**Core Concept**
The question tests the student's knowledge of **nephrotoxicity** and **renal excretion** of anti-tuberculosis (TB) drugs. It requires understanding of how **renal impairment** affects the pharmacokinetics of these medications.
**Why the Correct Answer is Right**
Since the correct answer is not provided, let's discuss a commonly used anti-TB drug that can be safely given in patients with renal failure. **Ethambutol** is one such drug, but its dose needs adjustment in severe renal impairment. However, another drug, **Rifampicin**, is primarily hepatically metabolized and does not require dose adjustment in renal failure, making it a safer choice.

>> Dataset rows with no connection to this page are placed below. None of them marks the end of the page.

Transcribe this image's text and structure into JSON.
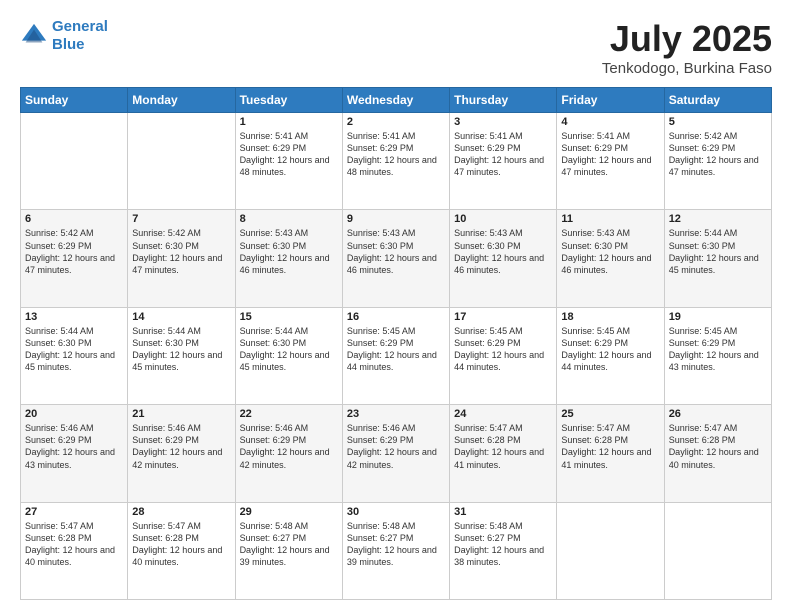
{
  "logo": {
    "line1": "General",
    "line2": "Blue"
  },
  "title": "July 2025",
  "subtitle": "Tenkodogo, Burkina Faso",
  "days_of_week": [
    "Sunday",
    "Monday",
    "Tuesday",
    "Wednesday",
    "Thursday",
    "Friday",
    "Saturday"
  ],
  "weeks": [
    [
      {
        "day": "",
        "info": ""
      },
      {
        "day": "",
        "info": ""
      },
      {
        "day": "1",
        "info": "Sunrise: 5:41 AM\nSunset: 6:29 PM\nDaylight: 12 hours and 48 minutes."
      },
      {
        "day": "2",
        "info": "Sunrise: 5:41 AM\nSunset: 6:29 PM\nDaylight: 12 hours and 48 minutes."
      },
      {
        "day": "3",
        "info": "Sunrise: 5:41 AM\nSunset: 6:29 PM\nDaylight: 12 hours and 47 minutes."
      },
      {
        "day": "4",
        "info": "Sunrise: 5:41 AM\nSunset: 6:29 PM\nDaylight: 12 hours and 47 minutes."
      },
      {
        "day": "5",
        "info": "Sunrise: 5:42 AM\nSunset: 6:29 PM\nDaylight: 12 hours and 47 minutes."
      }
    ],
    [
      {
        "day": "6",
        "info": "Sunrise: 5:42 AM\nSunset: 6:29 PM\nDaylight: 12 hours and 47 minutes."
      },
      {
        "day": "7",
        "info": "Sunrise: 5:42 AM\nSunset: 6:30 PM\nDaylight: 12 hours and 47 minutes."
      },
      {
        "day": "8",
        "info": "Sunrise: 5:43 AM\nSunset: 6:30 PM\nDaylight: 12 hours and 46 minutes."
      },
      {
        "day": "9",
        "info": "Sunrise: 5:43 AM\nSunset: 6:30 PM\nDaylight: 12 hours and 46 minutes."
      },
      {
        "day": "10",
        "info": "Sunrise: 5:43 AM\nSunset: 6:30 PM\nDaylight: 12 hours and 46 minutes."
      },
      {
        "day": "11",
        "info": "Sunrise: 5:43 AM\nSunset: 6:30 PM\nDaylight: 12 hours and 46 minutes."
      },
      {
        "day": "12",
        "info": "Sunrise: 5:44 AM\nSunset: 6:30 PM\nDaylight: 12 hours and 45 minutes."
      }
    ],
    [
      {
        "day": "13",
        "info": "Sunrise: 5:44 AM\nSunset: 6:30 PM\nDaylight: 12 hours and 45 minutes."
      },
      {
        "day": "14",
        "info": "Sunrise: 5:44 AM\nSunset: 6:30 PM\nDaylight: 12 hours and 45 minutes."
      },
      {
        "day": "15",
        "info": "Sunrise: 5:44 AM\nSunset: 6:30 PM\nDaylight: 12 hours and 45 minutes."
      },
      {
        "day": "16",
        "info": "Sunrise: 5:45 AM\nSunset: 6:29 PM\nDaylight: 12 hours and 44 minutes."
      },
      {
        "day": "17",
        "info": "Sunrise: 5:45 AM\nSunset: 6:29 PM\nDaylight: 12 hours and 44 minutes."
      },
      {
        "day": "18",
        "info": "Sunrise: 5:45 AM\nSunset: 6:29 PM\nDaylight: 12 hours and 44 minutes."
      },
      {
        "day": "19",
        "info": "Sunrise: 5:45 AM\nSunset: 6:29 PM\nDaylight: 12 hours and 43 minutes."
      }
    ],
    [
      {
        "day": "20",
        "info": "Sunrise: 5:46 AM\nSunset: 6:29 PM\nDaylight: 12 hours and 43 minutes."
      },
      {
        "day": "21",
        "info": "Sunrise: 5:46 AM\nSunset: 6:29 PM\nDaylight: 12 hours and 42 minutes."
      },
      {
        "day": "22",
        "info": "Sunrise: 5:46 AM\nSunset: 6:29 PM\nDaylight: 12 hours and 42 minutes."
      },
      {
        "day": "23",
        "info": "Sunrise: 5:46 AM\nSunset: 6:29 PM\nDaylight: 12 hours and 42 minutes."
      },
      {
        "day": "24",
        "info": "Sunrise: 5:47 AM\nSunset: 6:28 PM\nDaylight: 12 hours and 41 minutes."
      },
      {
        "day": "25",
        "info": "Sunrise: 5:47 AM\nSunset: 6:28 PM\nDaylight: 12 hours and 41 minutes."
      },
      {
        "day": "26",
        "info": "Sunrise: 5:47 AM\nSunset: 6:28 PM\nDaylight: 12 hours and 40 minutes."
      }
    ],
    [
      {
        "day": "27",
        "info": "Sunrise: 5:47 AM\nSunset: 6:28 PM\nDaylight: 12 hours and 40 minutes."
      },
      {
        "day": "28",
        "info": "Sunrise: 5:47 AM\nSunset: 6:28 PM\nDaylight: 12 hours and 40 minutes."
      },
      {
        "day": "29",
        "info": "Sunrise: 5:48 AM\nSunset: 6:27 PM\nDaylight: 12 hours and 39 minutes."
      },
      {
        "day": "30",
        "info": "Sunrise: 5:48 AM\nSunset: 6:27 PM\nDaylight: 12 hours and 39 minutes."
      },
      {
        "day": "31",
        "info": "Sunrise: 5:48 AM\nSunset: 6:27 PM\nDaylight: 12 hours and 38 minutes."
      },
      {
        "day": "",
        "info": ""
      },
      {
        "day": "",
        "info": ""
      }
    ]
  ]
}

**Why Each Wrong Option is Incorrect**
**Option A:** Without the specific drug, it's challenging to provide a detailed explanation. However, drugs like **Streptomycin** and **Capreomycin** are nephrotoxic and should be avoided in renal failure.
**Option B:** Similarly, without the specific drug, it's hard to comment. Yet, **Pyrazinamide** is primarily renally excreted and may require dose adjustment in renal impairment.
**Option C:** Again, lacking the specific drug, **Isoniazid** is another drug that requires caution and potential dose adjustment in renal failure due to its renal excretion.
**Why Each Wrong Option is Incorrect** (continued)
**Option D:** This option is also unspecified, but **Thiacetazone** is not commonly associated with renal toxicity concerns in the context of TB treatment adjustments for renal failure.
**Clinical Pearl / High-Yield Fact**
A crucial point to remember is that **Rifampicin** is a key drug in TB treatment regimens that is not significantly affected by renal impairment, making it a safer choice in patients with renal failure.